Anthony Albanese and houses
Labor's 'Help to Buy' scheme would be available to singles earning less than $90,000 a year and couples earning less than $120,000. (Source: Getty)

If elected, Labor will introduce a home co-ownership scheme to help low- to middle-income earners onto the property ladder by buying a stake in their new home.

Under the Help to Buy scheme, the government would chip in up to 30 per cent of the purchase price for existing properties and up to 40 per cent for new builds for eligible households.

The scheme would be available to people earning less than $90,000 a year - $120,000 for couples - and will be capped at 10,000 places a year.

Homebuyers will need to have a deposit of 2 per cent and qualify for a standard home loan with a participating lender to finance the remainder of the purchase.

Participants wouldn’t be required to pay lenders mortgage insurance (LMI) and wouldn’t need to be a first home buyer, but obviously would not already own property at the time of purchase.

According to Labor’s campaign spokesperson, Jason Clare, the scheme would allow people to buy a home with a “smaller deposit, a smaller mortgage, and smaller mortgage repayments”.

“And importantly, this is not just for first home buyers,” Clare said.

“It's for Aussies, in the middle of their lives, that are on lower incomes and need a little bit of extra help to be able to buy a home rather than rent for the rest of their life.”

Minister for Homelessness, Social and Community Housing Michael Sukker told ABC Radio this morning that the policy was a “niche program” most people wouldn’t want to take up.

“They don’t want Anthony Albanese at the kitchen table co-owning their property,” Sukker said.

He said there had been very little take-up of co-ownership schemes at the state and territory level.

What the experts say

Brendan Coates, the economic policy program director at think tank the Grattan Institute, said a federal home equity scheme was a “missing piece of the puzzle in Australia’s housing policy architecture”.

Coates, who authored a report recommending such a scheme earlier this year, argued that Labor’s proposed scheme would help some relatively lower-income earners access home ownership.

In his view, the government co-ownership scheme would serve a different cohort to the Home Guarantee Scheme, which has now been supported by both the major parties.

He pointed to lower-income people who may have lost their home due to a marriage break-up, who were at a “very high risk of poverty” if they continued to rent into retirement.

While the biggest hurdle for young first home buyers is the 20 per cent deposit they need to save, he said older renters were more concerned about paying off the mortgage before they retired.

For these people, a shared equity scheme reduces the amount they have to pay off on a mortgage before they retire because the government acts as a silent equity partner.

For younger first home buyers, whose biggest barrier is the deposit, Coates said the Home Guarantee Scheme would be more suitable.

Also commenting on the scheme, research director Sally Tindall said Australians would still be buying at inflated prices but the government would be taking on a larger share of the load and the risk.

“This new proposal reduces two major barriers for first home buyers: deposit size and how much the bank will lend them,” Tindall said.

“A smaller loan means smaller, more manageable monthly repayments.
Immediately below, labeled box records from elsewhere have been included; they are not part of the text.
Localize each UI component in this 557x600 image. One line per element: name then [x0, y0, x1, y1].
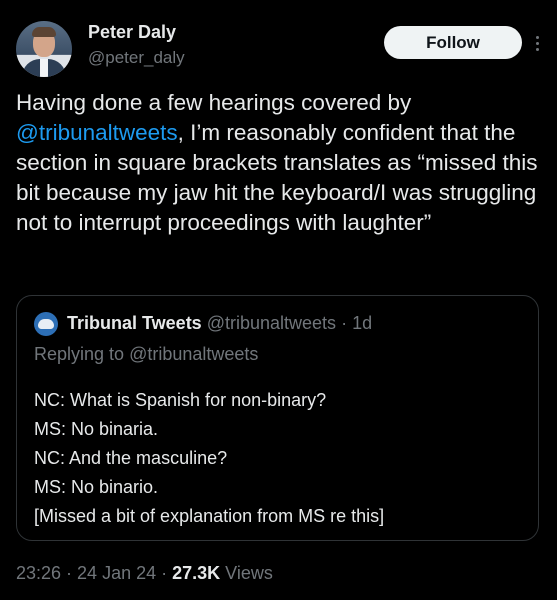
- quote-line: [Missed a bit of explanation from MS re …: [34, 506, 385, 526]
- author-handle[interactable]: @peter_daly: [88, 48, 185, 68]
- more-options-icon[interactable]: [530, 28, 544, 58]
- tweet-header: Peter Daly @peter_daly Follow: [16, 16, 544, 77]
- bird-icon: [38, 319, 54, 329]
- quote-line: NC: What is Spanish for non-binary?: [34, 390, 327, 410]
- tweet-footer: 23:26 · 24 Jan 24 · 27.3K Views: [16, 563, 273, 584]
- tweet-mention-link[interactable]: @tribunaltweets: [16, 120, 178, 145]
- quoted-tweet[interactable]: Tribunal Tweets @tribunaltweets · 1d Rep…: [16, 295, 539, 541]
- tweet-date[interactable]: 24 Jan 24: [77, 563, 156, 583]
- quote-age: 1d: [352, 313, 373, 333]
- footer-separator: ·: [156, 563, 173, 583]
- quote-author-name[interactable]: Tribunal Tweets: [67, 313, 202, 333]
- avatar-shirt: [40, 59, 48, 77]
- tweet-time[interactable]: 23:26: [16, 563, 61, 583]
- avatar-hair: [32, 27, 56, 37]
- quote-separator: ·: [336, 313, 353, 333]
- quote-author-handle[interactable]: @tribunaltweets: [207, 313, 336, 333]
- replying-handle[interactable]: @tribunaltweets: [129, 344, 258, 364]
- quote-line: MS: No binaria.: [34, 419, 159, 439]
- footer-separator: ·: [61, 563, 78, 583]
- quote-header: Tribunal Tweets @tribunaltweets · 1d: [67, 313, 372, 334]
- replying-prefix: Replying to: [34, 344, 130, 364]
- quote-line: MS: No binario.: [34, 477, 159, 497]
- author-name[interactable]: Peter Daly: [88, 22, 176, 43]
- views-count: 27.3K: [172, 563, 221, 583]
- quote-body: NC: What is Spanish for non-binary? MS: …: [34, 386, 524, 531]
- author-avatar[interactable]: [16, 21, 72, 77]
- quote-replying-to: Replying to @tribunaltweets: [34, 344, 258, 365]
- tweet-text: Having done a few hearings covered by @t…: [16, 88, 541, 238]
- tribunal-tweets-avatar[interactable]: [34, 312, 58, 336]
- follow-button[interactable]: Follow: [384, 26, 522, 59]
- views-label: Views: [220, 563, 273, 583]
- tweet-text-pre: Having done a few hearings covered by: [16, 90, 412, 115]
- quote-line: NC: And the masculine?: [34, 448, 228, 468]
A smaller loan will also help limit the strain on people’s monthly budgets when interest rates start rising.”

However, she said taking out a loan with a 2 per cent deposit could still be risky, particularly if borrowers had nothing left in reserve.

“Roofs leak, hot water systems burst, and interest rates can go up,” Tindall said.

“Regardless of how you get into the property market, make certain you have money in the tank to deal with any curve balls that come your way.”

Coates also noted the 2 per cent deposit was risky, with his research suggesting a 5 per cent deposit to reduce the risk of people falling into negative equity in the short term.

Will it make house prices go up?

Any housing policy that plays around on the demand side adds to demand and therefore increases prices, Coates explained.

However, he said the impact of a scheme like the one proposed by Labor would be relatively small because of the modest number of places available.

Tindall also said the scheme wouldn’t put massive upward pressure on property prices because it was limited to 10,000 places and targeted at low- to middle-income earners.

“The bigger issue of skyrocketing prices is likely to be eased by rising interest rates,” Tindall said.

“Property prices are expected to drop, potentially by up to 15 per cent in some areas over the next couple of years.”